Sarthak Advocates & Solicitors | View firm profile
Authored by Abhishek Tripathi and Narayan Gupta
Published at India Business Law Journal
In the fourth segment of the Atma Nirbhar Bharat (Self-reliant India Mission) economic package, the finance minister announced several measures affecting the power sector. Many policy reforms are contained in the proposed Electricity (Amendment) Bill, 2020 (bill). The provisions in the bill include progressive reductions in cross subsidies, time bound grants of open access, direct transfers of subsidies (DBT) to the consumer, the introduction of a distinct national renewable energy policy, and the concept of distribution sub-licensees together with modifications to the franchise model. The bill proposes that the electricity regulatory commissions (ERC) shall determine tariffs without taking subsidies into account, while subsidies will be given directly to consumers through the DBT mechanism.
Many experts have argued that it may be more useful for the DBT amounts to go directly to the distribution companies (discoms) on behalf of consumers instead of directly to the people themselves. This would prevent the possibility of a consumer receiving the subsidy, but not paying the discom. Instead of leaving the decision to the ERCs, the bill proposes to bring down the surcharges and cross-subsidies through the tariff policy. This would make state governments and ERCs comply with a road map for the reduction of surcharges and cross-subsidies in accordance with the centralized tariff policy determined by the central government.
The payment security mechanism introduced in June 2019 to ensure timely payments to generators is to be formalized by adding a statutory mechanism to the Electricity Act, 2003. Given the stress financial generators are facing, they will welcome this measure, although discoms with good payment histories may find themselves being treated in the same way as defaulting discoms.
The bill overhauls the selection process for various ERCs, the Appellate Tribunal for Electricity (Aptel) and the newly proposed Electricity Contract Enforcement Authority (ECEA), by creating a centralized selection committee. The committee, consisting predominantly of serving bureaucrats, will select members of these bodies. This is likely to be contentious particularly in view of the likely adverse impact on centre-state relations. In any event, the move does not appear to have been well thought through. The task of selecting those to fill over 100 positions will fall to senior bureaucrats who already have departmental responsibilities to discharge. The problem of the backlog of vacancies in existing authorities, which has already been highlighted in the 74th parliamentary report on the Tribunals, Appellate Tribunals and Other Authorities (Conditions of Service) Bill, 2014, will only be exacerbated. The quality of selection may suffer particularly if the selection committee is entrusted with the task of selecting members for an ERC of a state which is not represented on it. The selection committee may well not be able to foresee and understand the unique requirements of each state in the process of making selections. Finally, the proposed composition of the selection committee in the bill may not pass the test of constitutionality set out by the Supreme Court in Rojer Mathew v South Indian Bank Limited and in many other judgments. The court has several times reiterated that there must be an equal proportion of executive and judicial members in the selection committee when it comes to the appointment of members to tribunals and commissions.

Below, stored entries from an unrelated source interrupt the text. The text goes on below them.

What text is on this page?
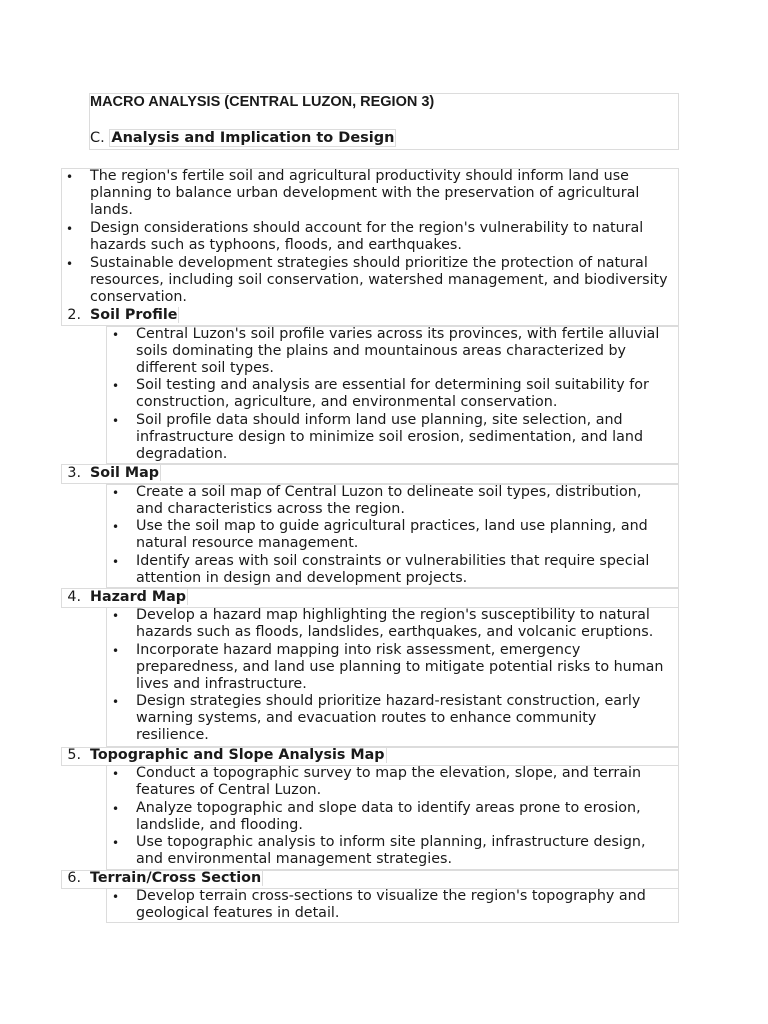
MACRO ANALYSIS (CENTRAL LUZON, REGION 3)
C. Analysis and Implication to Design
• The region's fertile soil and agricultural productivity should inform land use
planning to balance urban development with the preservation of agricultural
lands.
• Design considerations should account for the region's vulnerability to natural
hazards such as typhoons, floods, and earthquakes.
• Sustainable development strategies should prioritize the protection of natural
resources, including soil conservation, watershed management, and biodiversity
conservation.
2. Soil Profile
• Central Luzon's soil profile varies across its provinces, with fertile alluvial
soils dominating the plains and mountainous areas characterized by
different soil types.
• Soil testing and analysis are essential for determining soil suitability for
construction, agriculture, and environmental conservation.
• Soil profile data should inform land use planning, site selection, and
infrastructure design to minimize soil erosion, sedimentation, and land
degradation.
3. Soil Map
• Create a soil map of Central Luzon to delineate soil types, distribution,
and characteristics across the region.
• Use the soil map to guide agricultural practices, land use planning, and
natural resource management.
• Identify areas with soil constraints or vulnerabilities that require special
attention in design and development projects.
4. Hazard Map
• Develop a hazard map highlighting the region's susceptibility to natural
hazards such as floods, landslides, earthquakes, and volcanic eruptions.
• Incorporate hazard mapping into risk assessment, emergency
preparedness, and land use planning to mitigate potential risks to human
lives and infrastructure.
• Design strategies should prioritize hazard-resistant construction, early
warning systems, and evacuation routes to enhance community
resilience.
5. Topographic and Slope Analysis Map
• Conduct a topographic survey to map the elevation, slope, and terrain
features of Central Luzon.
• Analyze topographic and slope data to identify areas prone to erosion,
landslide, and flooding.
• Use topographic analysis to inform site planning, infrastructure design,
and environmental management strategies.
6. Terrain/Cross Section
• Develop terrain cross-sections to visualize the region's topography and
geological features in detail.
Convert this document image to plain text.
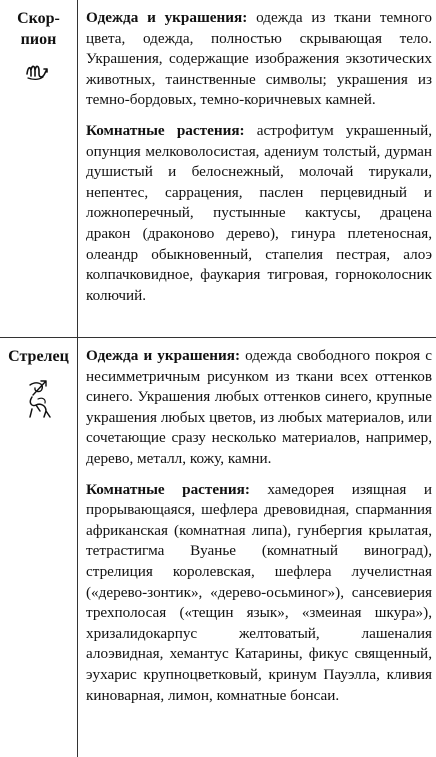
Скор-пион

Одежда и украшения: одежда из ткани темного цвета, одежда, полностью скрывающая тело. Украшения, содержащие изображения экзотических животных, таинственные символы; украшения из темно-бордовых, темно-коричневых камней.

Комнатные растения: астрофитум украшенный, опунция мелковолосистая, адениум толстый, дурман душистый и белоснежный, молочай тирукали, непентес, саррацения, паслен перцевидный и ложноперечный, пустынные кактусы, драцена дракон (драконово дерево), гинура плетеносная, олеандр обыкновенный, стапелия пестрая, алоэ колпачковидное, фаукария тигровая, горноколосник колючий.

Стрелец	Одежда и украшения: одежда свободного покроя с несимметричным рисунком из ткани всех оттенков синего. Украшения любых оттенков синего, крупные украшения любых цветов, из любых материалов, или сочетающие сразу несколько материалов, например, дерево, металл, кожу, камни.

Комнатные растения: хамедорея изящная и прорывающаяся, шефлера древовидная, спарманния африканская (комнатная липа), гунбергия крылатая, тетрастигма Вуанье (комнатный виноград), стрелиция королевская, шефлера лучелистная («дерево-зонтик», «дерево-осьминог»), сансевиерия трехполосая («тещин язык», «змеиная шкура»), хризалидокарпус желтоватый, лашеналия алоэвидная, хемантус Катарины, фикус священный, эухарис крупноцветковый, кринум Пауэлла, кливия киноварная, лимон, комнатные бонсаи.
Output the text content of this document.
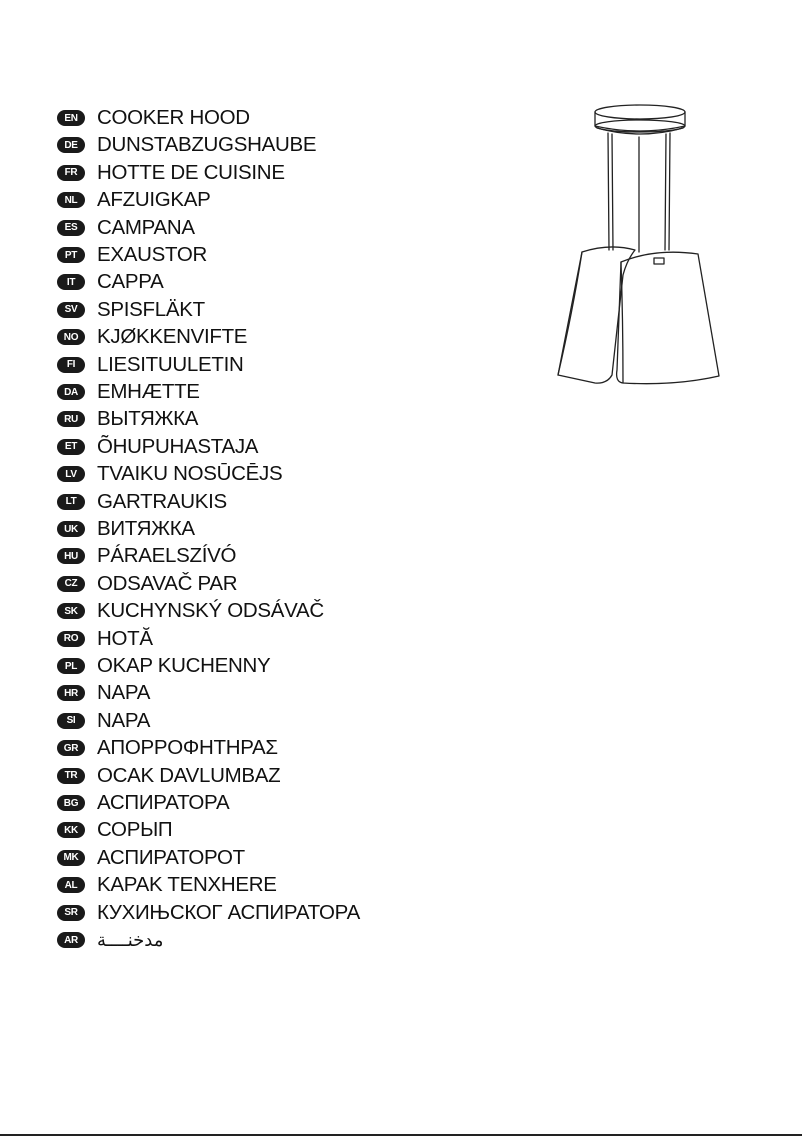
EN COOKER HOOD
DE DUNSTABZUGSHAUBE
FR HOTTE DE CUISINE
NL AFZUIGKAP
ES CAMPANA
PT EXAUSTOR
IT	CAPPA
SV SPISFLÄKT
NO KJØKKENVIFTE
FI	LIESITUULETIN
DA EMHÆTTE
RU ВЫТЯЖКА
ET ÕHUPUHASTAJA
LV TVAIKU NOSŪCĒJS
LT	GARTRAUKIS
UK ВИТЯЖКА
HU PÁRAELSZÍVÓ
CZ ODSAVAČ PAR
SK KUCHYNSKÝ ODSÁVAČ
RO HOTĂ
PL OKAP KUCHENNY
HR NAPA
SI	NAPA
GR ΑΠΟΡΡΟΦΗΤΗΡΑΣ
TR OCAK DAVLUMBAZ
BG АСПИРАТОРА
KK СОРЫП
MK АСПИРАТОРОТ
AL KAPAK TENXHERE
SR КУХИЊСКОГ АСПИРАТОРА
AR	مدخنــــة
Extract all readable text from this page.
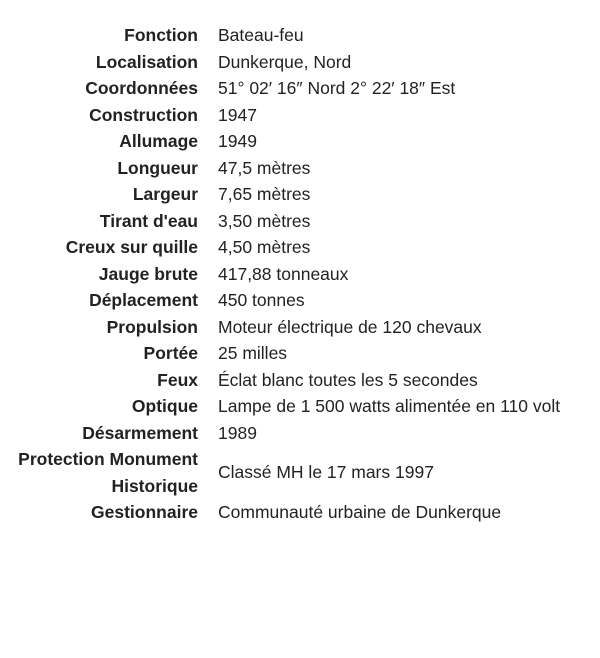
Fonction	Bateau-feu
Localisation	Dunkerque, Nord
Coordonnées	51° 02′ 16″ Nord 2° 22′ 18″ Est
Construction	1947
Allumage	1949
Longueur	47,5 mètres
Largeur	7,65 mètres
Tirant d'eau	3,50 mètres
Creux sur quille	4,50 mètres
Jauge brute	417,88 tonneaux
Déplacement	450 tonnes
Propulsion	Moteur électrique de 120 chevaux
Portée	25 milles
Feux	Éclat blanc toutes les 5 secondes
Optique	Lampe de 1 500 watts alimentée en 110 volt
Désarmement	1989
Protection Monument Historique	Classé MH le 17 mars 1997
Gestionnaire	Communauté urbaine de Dunkerque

The proposal to establish the ECEA for resolving disputes over the performance of obligations under contracts related to the sale, purchase or transmission of electricity also appears to be an unnecessary move. The move to set up the ECEA follows the unsatisfactory performances of the ERCs in adjudicating contractual disputes. Many ERCs have been perceived as biased towards state-owned discoms, and many others have been unable to function due to vacancies, which have been left unfilled for a long time. The ECEA is intended to overcome these difficulties by providing consistent and unbiased adjudication of contractual disputes. However, a centralized body for adjudicating nationwide disputes may introduce newer challenges of access to the adjudication process and case backlogs. A simpler solution, such as making arbitration mandatory in contractual disputes would address existing concerns, particularly those of neutrality and bias, without the need to set up a new body.
The bill introduces many progressive measures, but in many areas it goes too far. The provision of electricity supply is properly regarded as a public good, but the success of reform in the sector is contingent on the management of political interests. It is hoped that the bill itself does not become the prisoner of politics like its predecessors.
Abhishek Tripathi is the managing partner and Narayan Gupta is an associate at Sarthak Advocates & Solicitors.